Les enfants des mines : Entre injustice humaine et lueur d’espoir dans le mica de Madagascar
Dans les profondeurs de la mine de mica à Ranopiso, Fort Dauphin, un sombre tableau se dessine, où l’injustice économique se mêle aux réalités humaines. Chaque jour, plus de 10 000 enfants, main dans la main avec leurs parents, s’aventurent dans ces mines, confrontés à des conditions précaires et des situations déplorables.
Au cœur de cette exploitation, les exportateurs et les collecteurs intermédiaires affluent, achetant le mica à un prix dérisoire de 100 ariary le kilo directement des mineurs, pour le revendre à prix d’or, à 4000 ariary le kilo à Antananarivo. Pendant ce temps, une famille laborieuse peut à peine collecter 5 à 6 kilos de mica en une journée de travail ardu.
Pourtant, derrière ces chiffres se cache une tragédie humaine qui affecte le secteur minier, en général à Madagascar. En effet, 90% des mineurs, des enfants innocents, des jeunes et des jeunes adultes, sont exposés à la tuberculose, une maladie implacable qui se propage dans les conditions insalubres des mines.
Malgré l’espoir que suscite le nouveau code minier 2023 promettant l’interdiction du travail des enfants dans les mines, cette promesse reste lettre morte en attendant l’adoption de son décret d’application. Pendant ce temps, chaque journée de labeur dans les mines de mica à Ranopiso résonne avec l’écho de l’injustice économique et humaine qui persiste, impitoyable.
Sur le plan international, Madagascar se classe comme le quatrième plus grand exportateur de mica au monde. Les ramifications de cette exploitation s’étendent bien au-delà des frontières de l’île, avec la Chine en tant que premier destinataire du mica malgache. Ainsi, Madagascar se trouve être un des acteurs majeurs de la transition énergétique des pays développés car le mica est principalement utilisé dans les batteries solaires et les nouvelles technologies de l’énergie verte.
Les enfants des mines : Une lueur d’espoir vers une exploitation raisonnable et responsable
L’interconnexion mondiale ajoute une dimension supplémentaire à l’injustice économique et sociale qui sévit dans les mines de mica. Alors que le mica extrait par des enfants dans des conditions déplorables se retrouve sur les marchés internationaux, les bénéfices disproportionnés ne profitent qu’à une poignée d’opérateurs, les usines de transformation de produit semi-fini en Chine et les utilisateurs finaux dans les pays développés, laissant derrière eux des familles entières piégées dans un cycle de pauvreté et de maladie.

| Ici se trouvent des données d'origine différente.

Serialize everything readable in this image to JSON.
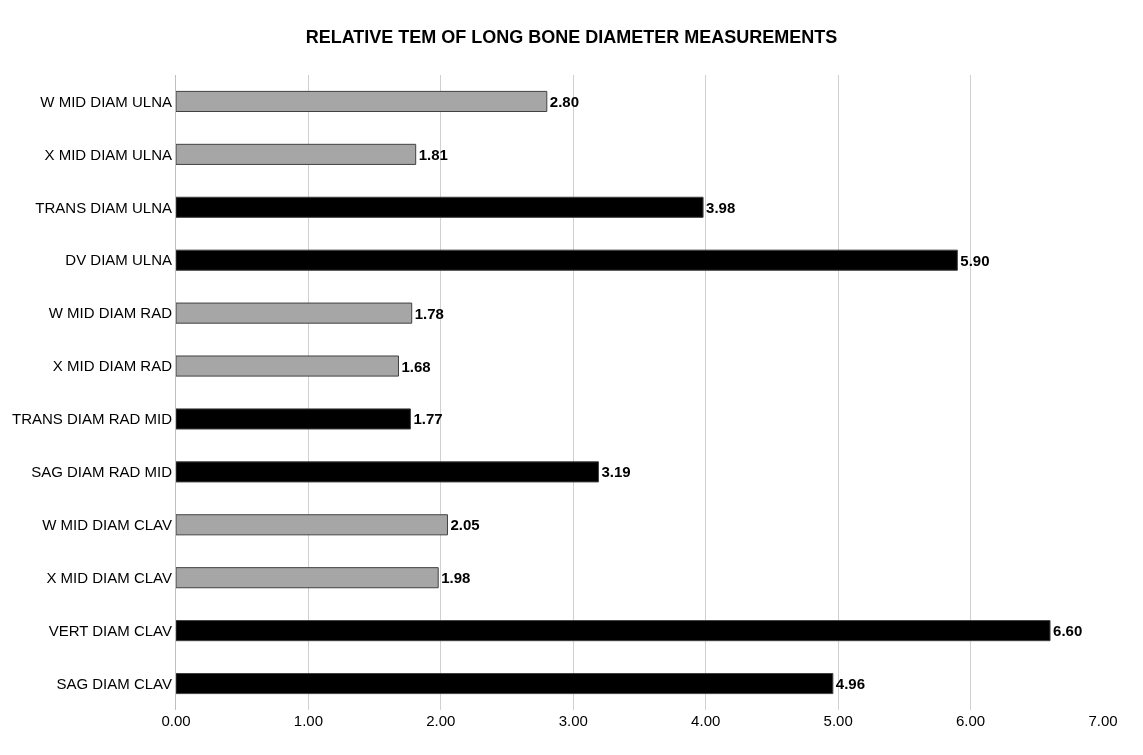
{
  "chart_data": {
    "type": "bar",
    "orientation": "horizontal",
    "title": "RELATIVE TEM OF LONG BONE DIAMETER MEASUREMENTS",
    "categories": [
      "W MID DIAM ULNA",
      "X MID DIAM ULNA",
      "TRANS DIAM ULNA",
      "DV DIAM ULNA",
      "W MID DIAM RAD",
      "X MID DIAM RAD",
      "TRANS DIAM RAD MID",
      "SAG DIAM RAD MID",
      "W MID DIAM CLAV",
      "X MID DIAM CLAV",
      "VERT DIAM CLAV",
      "SAG DIAM CLAV"
    ],
    "values": [
      2.8,
      1.81,
      3.98,
      5.9,
      1.78,
      1.68,
      1.77,
      3.19,
      2.05,
      1.98,
      6.6,
      4.96
    ],
    "value_labels": [
      "2.80",
      "1.81",
      "3.98",
      "5.90",
      "1.78",
      "1.68",
      "1.77",
      "3.19",
      "2.05",
      "1.98",
      "6.60",
      "4.96"
    ],
    "colors": [
      "#a6a6a6",
      "#a6a6a6",
      "#000000",
      "#000000",
      "#a6a6a6",
      "#a6a6a6",
      "#000000",
      "#000000",
      "#a6a6a6",
      "#a6a6a6",
      "#000000",
      "#000000"
    ],
    "xlim": [
      0,
      7
    ],
    "xticks": [
      {
        "value": 0,
        "label": "0.00"
      },
      {
        "value": 1,
        "label": "1.00"
      },
      {
        "value": 2,
        "label": "2.00"
      },
      {
        "value": 3,
        "label": "3.00"
      },
      {
        "value": 4,
        "label": "4.00"
      },
      {
        "value": 5,
        "label": "5.00"
      },
      {
        "value": 6,
        "label": "6.00"
      },
      {
        "value": 7,
        "label": "7.00"
      }
    ],
    "grid": "x"
  }
}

Il est opportun que les entreprises utilisateurs finaux et les exportateurs suivent les directives de l’Organisation de Coopération et de Développement Economiques ou OCDE à travers la mise en place d’une diligence raisonnable et un approvisionnement responsable.
Actuellement, 13 journalistes viennent de grossir le rang des acteurs dans la lutte contre le travail des enfants dans le mica. Une action de plaidoyer en faveur de ces enfants des mines se profile, suite à un atelier de partage et de renforcement de capacités des journalistes, diligenté par Pacte Madagascar et l’ONG Terres des Hommes Netherlands.
Les 13 journalistes participants ont présenté deux plans d’action pour lutter contre le travail des enfants dans le mica, à l’issue des trois jours d’atelier à Antsirabe.
Pour passer de la situation d’injustice à une exploitation raisonnable et responsable dans la chaîne de valeur du mica à Madagascar, plusieurs solutions peuvent faire l’objet de prise de décision du gouvernement : la mise en place d’une politique nationale de lutte contre le travail des enfants, qui servira de cadre à tous les acteurs intervenants dans cette lutte. La création d’un fonds pour appuyer les efforts déjà engagés par le Comité National de Lutte Contre le Travail des Enfants CNLTE, et ses démembrements au niveau régional CRLTE Anosy et CLLTE, auquel peuvent contribuer les partenaires techniques financiers et le secteur privé, notamment les entreprises utilisateurs finaux. Enfin, l’adoption d’une approche transversale de la lutte contre le travail des enfants dans les actions humanitaires et de sécurité alimentaire, en mettant en place des cantines scolaires dans les établissements proches des mines de mica dans la région Anosy et Androy.